By comparison, what about Trend (1937), Hanya Holm’s famous dance (with a set by Arch Lauterer)? Could it ever be revived or reconstructed? The answer is no, unless by some miracle there are films of the dance stored away at Bennington College that have yet to be discovered. Thus while the Graham repertory survives more or less intact, many of the works of José Limon, Doris Humphrey, Charles Weidman, and Holm, among many others, are missing and lost forever.

But documentation itself isn’t the answer. During the past fifteen years, I’ve been invited to set existing works of mine on other companies, mostly in Europe, and have found this challenging and rewarding. It was especially satisfying to be in the company of former Balanchine principal dancers at the New York City Ballet, such as Patricia Neary and Karin von Aroldingen, and to watch them setting Balanchine works on the dancers.

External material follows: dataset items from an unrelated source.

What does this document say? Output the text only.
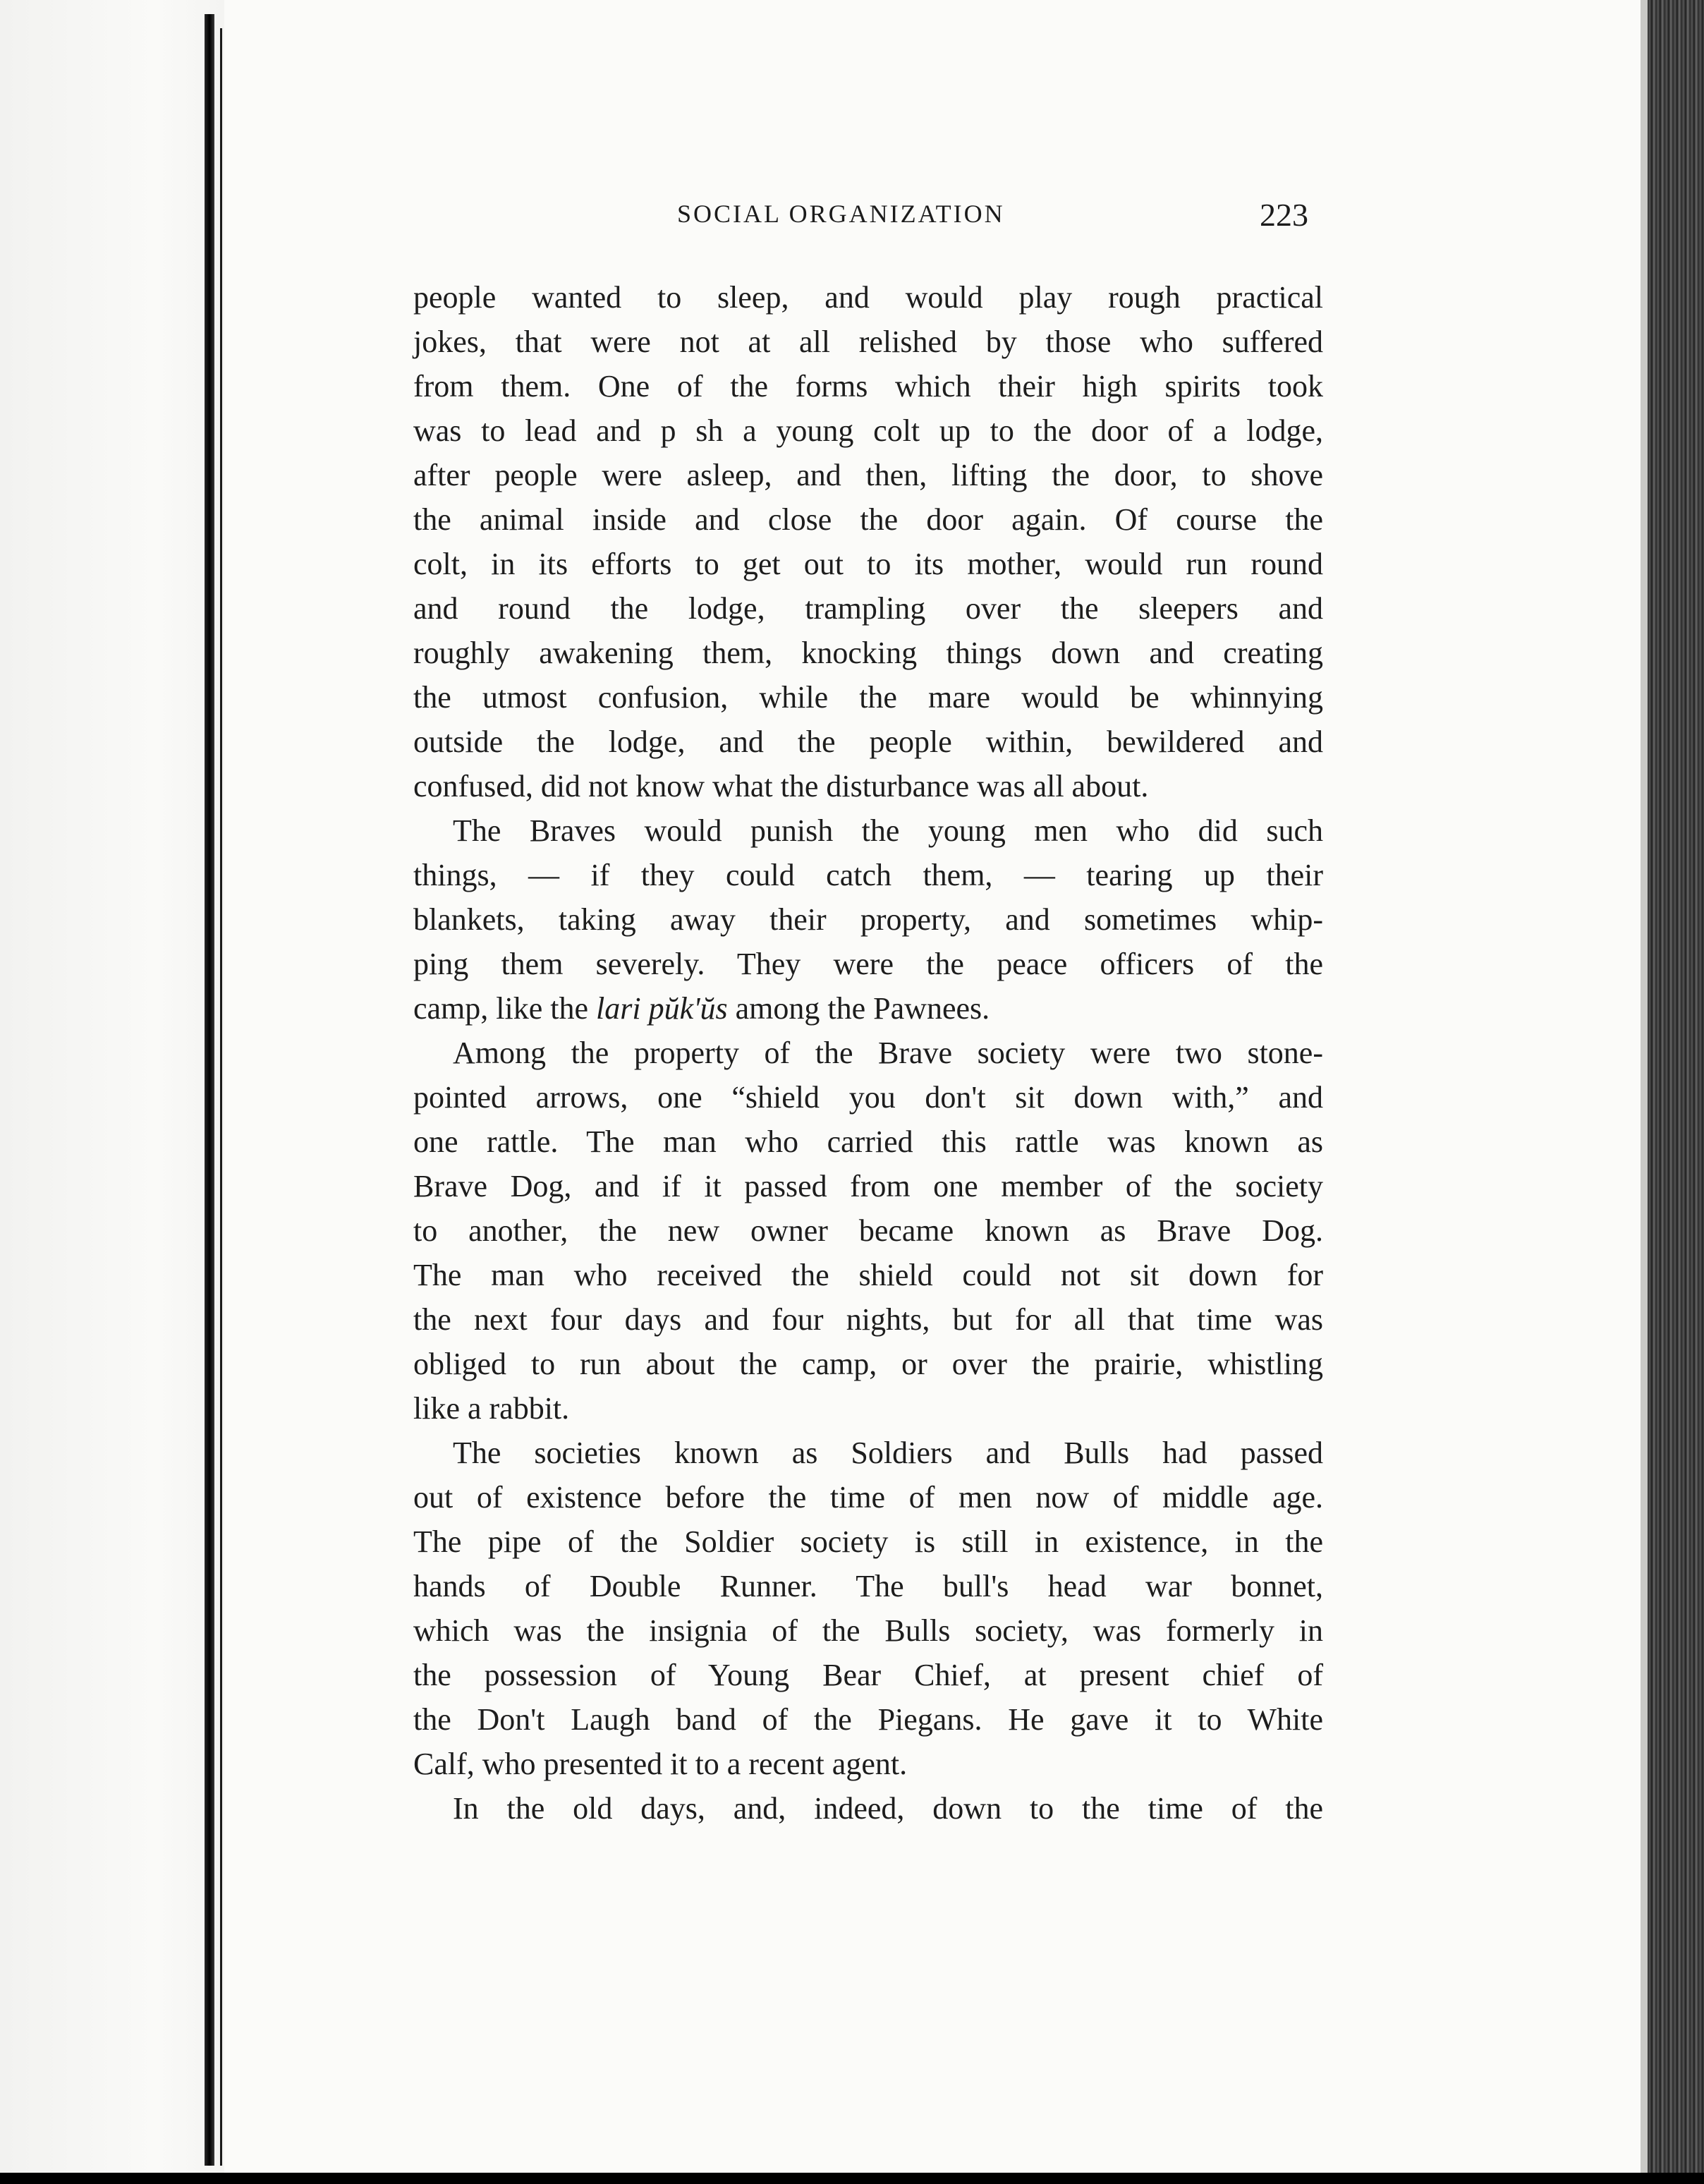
SOCIAL ORGANIZATION	223
people wanted to sleep, and would play rough practical
jokes, that were not at all relished by those who suffered
from them. One of the forms which their high spirits took
was to lead and p sh a young colt up to the door of a lodge,
after people were asleep, and then, lifting the door, to shove
the animal inside and close the door again. Of course the
colt, in its efforts to get out to its mother, would run round
and round the lodge, trampling over the sleepers and
roughly awakening them, knocking things down and creating
the utmost confusion, while the mare would be whinnying
outside the lodge, and the people within, bewildered and
confused, did not know what the disturbance was all about.
The Braves would punish the young men who did such
things, — if they could catch them, — tearing up their
blankets, taking away their property, and sometimes whip-
ping them severely. They were the peace officers of the
camp, like the lari pŭk'ŭs among the Pawnees.
Among the property of the Brave society were two stone-
pointed arrows, one “shield you don't sit down with,” and
one rattle. The man who carried this rattle was known as
Brave Dog, and if it passed from one member of the society
to another, the new owner became known as Brave Dog.
The man who received the shield could not sit down for
the next four days and four nights, but for all that time was
obliged to run about the camp, or over the prairie, whistling
like a rabbit.
The societies known as Soldiers and Bulls had passed
out of existence before the time of men now of middle age.
The pipe of the Soldier society is still in existence, in the
hands of Double Runner. The bull's head war bonnet,
which was the insignia of the Bulls society, was formerly in
the possession of Young Bear Chief, at present chief of
the Don't Laugh band of the Piegans. He gave it to White
Calf, who presented it to a recent agent.
In the old days, and, indeed, down to the time of the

I noted how skillfully they involved the dancers in the structure of the work. It helped me learn how to prepare for my own rehearsals and to work efficiently. It is important to make the choreography work and come alive for the dancers and be right for them, and it is also important to be ready to adapt. Now with new digital technology, all choreography could be saved and preserved with qualified professionals at hand without the direct involvement of the artist who created the work. Whenever I revisit a work I sometimes find that changes are necessary, especially—for example—with the recent revival of Einstein on the Beach. For the second “Field Dance,” the material is the same but it has been entirely restructured for the new group of dancers that I have worked with since 2009.

This essay was completed on August 14, 2014.